= Martha Boaz =

American librarian

Martha Boaz (27 October 1911– 24 July 1995) was an American librarian. She earned a B.S. in Library Science in 1937 from George Peabody College. She was the assistant librarian at Carrier Library, then known as Madison Memorial Library, from 1940 to 1949. The library was at James Madison University, then known as Madison College. She received her master's degree in library science in 1950 and her PhD in library science in 1955, both from the University of Michigan. She was the first woman and the third person to earn a PhD in library science from the University of Michigan. She was the dean of the University of Southern California School of Library Science from 1955 to 1978, its longest-serving dean as of 2005, and some of her records are held at the University Archives of the University of Southern California.
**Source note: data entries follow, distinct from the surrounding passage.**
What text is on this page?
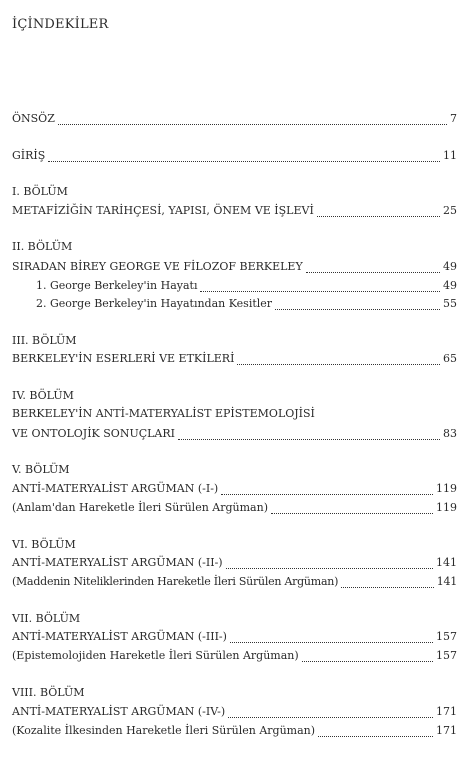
İÇİNDEKİLER
ÖNSÖZ	7
GİRİŞ	11
I. BÖLÜM
METAFİZİĞİN TARİHÇESİ, YAPISI, ÖNEM VE İŞLEVİ	25
II. BÖLÜM
SIRADAN BİREY GEORGE VE FİLOZOF BERKELEY	49
1. George Berkeley'in Hayatı	49
2. George Berkeley'in Hayatından Kesitler	55
III. BÖLÜM
BERKELEY'İN ESERLERİ VE ETKİLERİ	65
IV. BÖLÜM
BERKELEY'İN ANTİ-MATERYALİST EPİSTEMOLOJİSİ
VE ONTOLOJİK SONUÇLARI	83
V. BÖLÜM
ANTİ-MATERYALİST ARGÜMAN (-I-)	119
(Anlam'dan Hareketle İleri Sürülen Argüman)	119
VI. BÖLÜM
ANTİ-MATERYALİST ARGÜMAN (-II-)	141
(Maddenin Niteliklerinden Hareketle İleri Sürülen Argüman)	141
VII. BÖLÜM
ANTİ-MATERYALİST ARGÜMAN (-III-)	157
(Epistemolojiden Hareketle İleri Sürülen Argüman)	157
VIII. BÖLÜM
ANTİ-MATERYALİST ARGÜMAN (-IV-)	171
(Kozalite İlkesinden Hareketle İleri Sürülen Argüman)	171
She also served as president of the California Library Association from 1962 to 1963, chair of its Research Committee from 1958 to 1960, chair of its Intellectual Freedom Committee from 1964 to 1966, president of its Library Education Division from 1968 to 1969, on its board of directors in 1972, and as its chair of the Council of Deans from 1977 to 1978.

==Honors==
Boaz received the Beta Phi Mu Award in 1974. The reference room of James Madison University's Carrier Library is named in her honor. She was inducted into the California Library Hall of Fame in 2023.